We live in a difficult time for writing. Which seems like a stupid thing to say, since right now feels like living inside a literary A bomb, in the bright moment before the boom—an explosion of the written word.
There’s a lot of talk about “noise” on the internet (try skyping some time and internet noise takes on a whole new, crickety sort of meaning), and how hard it is for Joe Q. Average to parse. I don’t know if that’s it exactly, but somewhere during this past night that I just spent awake, I realized I wrote a lot faster before I had aim.Not that my faster writing was better, or that my better writing has always been fast, but that I was, in raw numbers, significantly more productive before I could talk to friends at the odd hours of the night when I do my best work. Suketu Mehta told me he thinks it’s critical to write for an hour or two every day, but what does an hour mean if somebody Gchats you after the first 15 minutes?
AIM+ Facebook + Gmail= my axis of literary evil.
The problem is instant vs. delayed gratification.
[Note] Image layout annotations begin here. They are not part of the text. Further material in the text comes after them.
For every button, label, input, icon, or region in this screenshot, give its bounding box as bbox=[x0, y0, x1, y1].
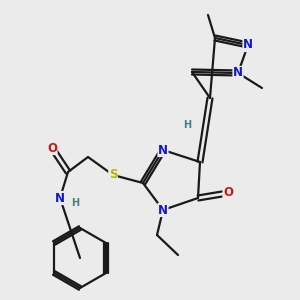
Text: N: N bbox=[243, 38, 253, 52]
Text: N: N bbox=[158, 143, 168, 157]
Text: O: O bbox=[223, 187, 233, 200]
Text: N: N bbox=[158, 203, 168, 217]
Text: S: S bbox=[109, 169, 117, 182]
Text: H: H bbox=[71, 198, 79, 208]
Text: O: O bbox=[47, 142, 57, 154]
Text: H: H bbox=[183, 120, 191, 130]
Text: N: N bbox=[233, 67, 243, 80]
Text: N: N bbox=[55, 191, 65, 205]
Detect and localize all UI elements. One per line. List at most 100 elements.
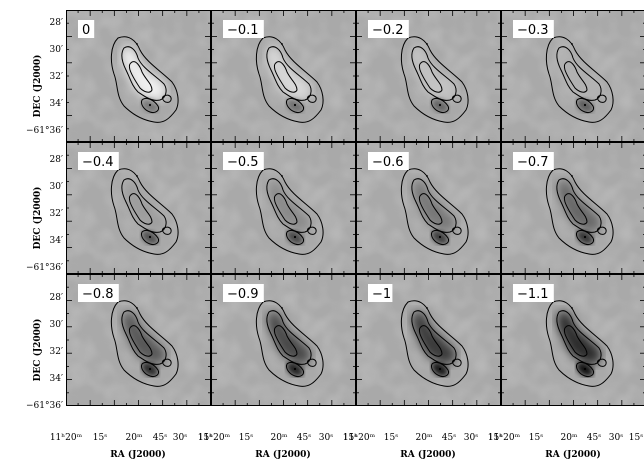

If I write a note to my friend, or a blog post that somebody reads and thinks is insightful or funny or they get to the end of it without dying, that’s instantly gratifying. If I spend months, and in some cases years, writing a novel that i know may never get published, or a story that lots of people will hate, well, it takes a lot more willpower, sustained over a much longer period of time.
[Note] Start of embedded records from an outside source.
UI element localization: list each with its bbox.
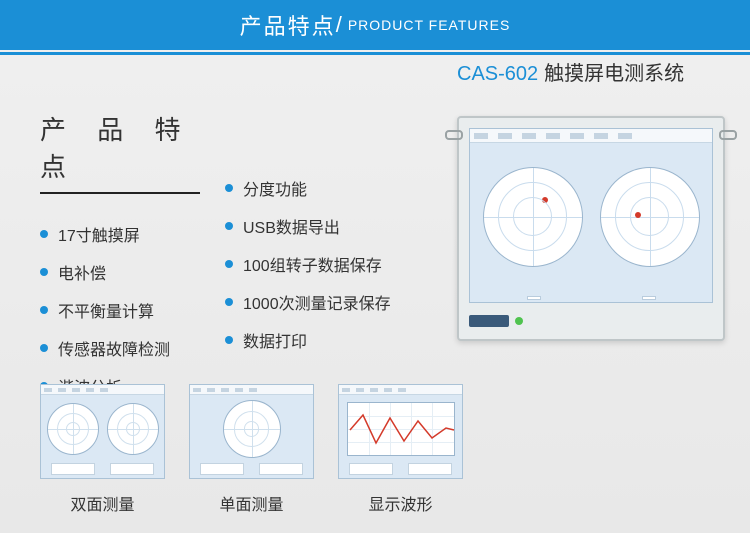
- section-title: 产 品 特 点: [40, 110, 225, 184]
- product-column: CAS-602 触摸屏电测系统: [457, 57, 725, 341]
- bullet-icon: [225, 298, 233, 306]
- feature-text: 不平衡量计算: [58, 298, 154, 322]
- thumbnail-single: 单面测量: [189, 384, 314, 515]
- bullet-icon: [225, 260, 233, 268]
- feature-item: 17寸触摸屏: [40, 222, 225, 246]
- product-name: 触摸屏电测系统: [544, 63, 684, 85]
- bullet-icon: [40, 268, 48, 276]
- monitor-device: [457, 116, 725, 341]
- features-left-column: 产 品 特 点 17寸触摸屏电补偿不平衡量计算传感器故障检测谐波分析: [40, 110, 225, 412]
- product-model: CAS-602: [457, 63, 538, 85]
- polar-chart-left: [483, 167, 583, 267]
- product-title: CAS-602 触摸屏电测系统: [457, 57, 725, 86]
- content-area: 产 品 特 点 17寸触摸屏电补偿不平衡量计算传感器故障检测谐波分析 分度功能U…: [0, 55, 750, 412]
- monitor-screen: [469, 128, 713, 303]
- feature-list-right: 分度功能 USB数据导出 100组转子数据保存 1000次测量记录保存数据打印: [225, 176, 430, 352]
- thumb-label: 单面测量: [189, 491, 314, 515]
- bullet-icon: [40, 230, 48, 238]
- bullet-icon: [225, 336, 233, 344]
- feature-text: 电补偿: [58, 260, 106, 284]
- features-right-column: 分度功能 USB数据导出 100组转子数据保存 1000次测量记录保存数据打印: [225, 110, 430, 412]
- monitor-footer: [469, 311, 713, 331]
- feature-text: 传感器故障检测: [58, 336, 170, 360]
- thumb-label: 显示波形: [338, 491, 463, 515]
- thumb-label: 双面测量: [40, 491, 165, 515]
- thumbnails-row: 双面测量 单面测量: [40, 384, 463, 515]
- header-separator: /: [336, 12, 344, 38]
- polar-chart-right: [600, 167, 700, 267]
- feature-list-left: 17寸触摸屏电补偿不平衡量计算传感器故障检测谐波分析: [40, 222, 225, 398]
- monitor-slot: [469, 315, 509, 327]
- thumb-screen-dual: [40, 384, 165, 479]
- feature-item: 不平衡量计算: [40, 298, 225, 322]
- feature-text: 数据打印: [243, 328, 307, 352]
- feature-text: 1000次测量记录保存: [243, 290, 391, 314]
- thumb-screen-single: [189, 384, 314, 479]
- feature-text: 100组转子数据保存: [243, 252, 382, 276]
- monitor-menu-bar: [470, 129, 712, 143]
- feature-item: 数据打印: [225, 328, 430, 352]
- waveform-chart: [347, 402, 455, 456]
- bullet-icon: [40, 344, 48, 352]
- feature-text: 分度功能: [243, 176, 307, 200]
- monitor-handle-left: [445, 130, 463, 140]
- feature-item: 电补偿: [40, 260, 225, 284]
- header-title-cn: 产品特点: [240, 9, 336, 41]
- thumbnail-wave: 显示波形: [338, 384, 463, 515]
- feature-item: USB数据导出: [225, 214, 430, 238]
- bullet-icon: [40, 306, 48, 314]
- header-band: 产品特点 / PRODUCT FEATURES: [0, 0, 750, 50]
- feature-text: USB数据导出: [243, 214, 340, 238]
- screen-values: [476, 296, 706, 300]
- feature-item: 100组转子数据保存: [225, 252, 430, 276]
- feature-item: 1000次测量记录保存: [225, 290, 430, 314]
- feature-text: 17寸触摸屏: [58, 222, 140, 246]
- bullet-icon: [225, 184, 233, 192]
- monitor-led: [515, 317, 523, 325]
- bullet-icon: [225, 222, 233, 230]
- thumbnail-dual: 双面测量: [40, 384, 165, 515]
- feature-item: 传感器故障检测: [40, 336, 225, 360]
- monitor-body: [470, 143, 712, 290]
- feature-item: 分度功能: [225, 176, 430, 200]
- section-underline: [40, 192, 200, 194]
- monitor-handle-right: [719, 130, 737, 140]
- header-title-en: PRODUCT FEATURES: [348, 17, 511, 33]
- thumb-screen-wave: [338, 384, 463, 479]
And meanwhile, there’s the fucking A-bomb.
The problem with the A-bomb is that drawing the blinds or wearing sunglasses or getting one of those nifty screen glare-reducing shields …will be generally ineffective against the A-bomb.
Likewise, it is not really possible to turn off the internet anymore. Sure, you could unplug your wireless or close the browser or whatever, but it will still call to you as long as you are on the computer and can see the little firefox icon saying “click me. Please click me. You can just use Pandora. It will help you.” You could go totally analog and write on paper, but there are lots and lots of drawbacks to that idea, including that you have terrible handwriting, just admit it.
The solution, then, is like all great industrial solutions: a quota.
Stephen King writes 10,000 a day. That is Stephen King’s quota. if you have ever written, you know that Stephen King was invented by G-d to make us all feel bad about ourselves and hopeless as writers, utterly unproductive and doomed to fail.
There is no way I can write 10,000 words every damn day. There is just not enough Diet Redbull.
So I asked Gary Shteyngart, who said he writes 2 pages every day while he is composing a book. Rain or shine, 20 minutes or five hours, Gary Shteyngart writes 2 pages. It may have taken me the better part of the night with pauses for drunkenness and epic aim conversations, but I wrote my 2 damn pages.
That, my friends, is why the Russians dominate. Fucking quotas.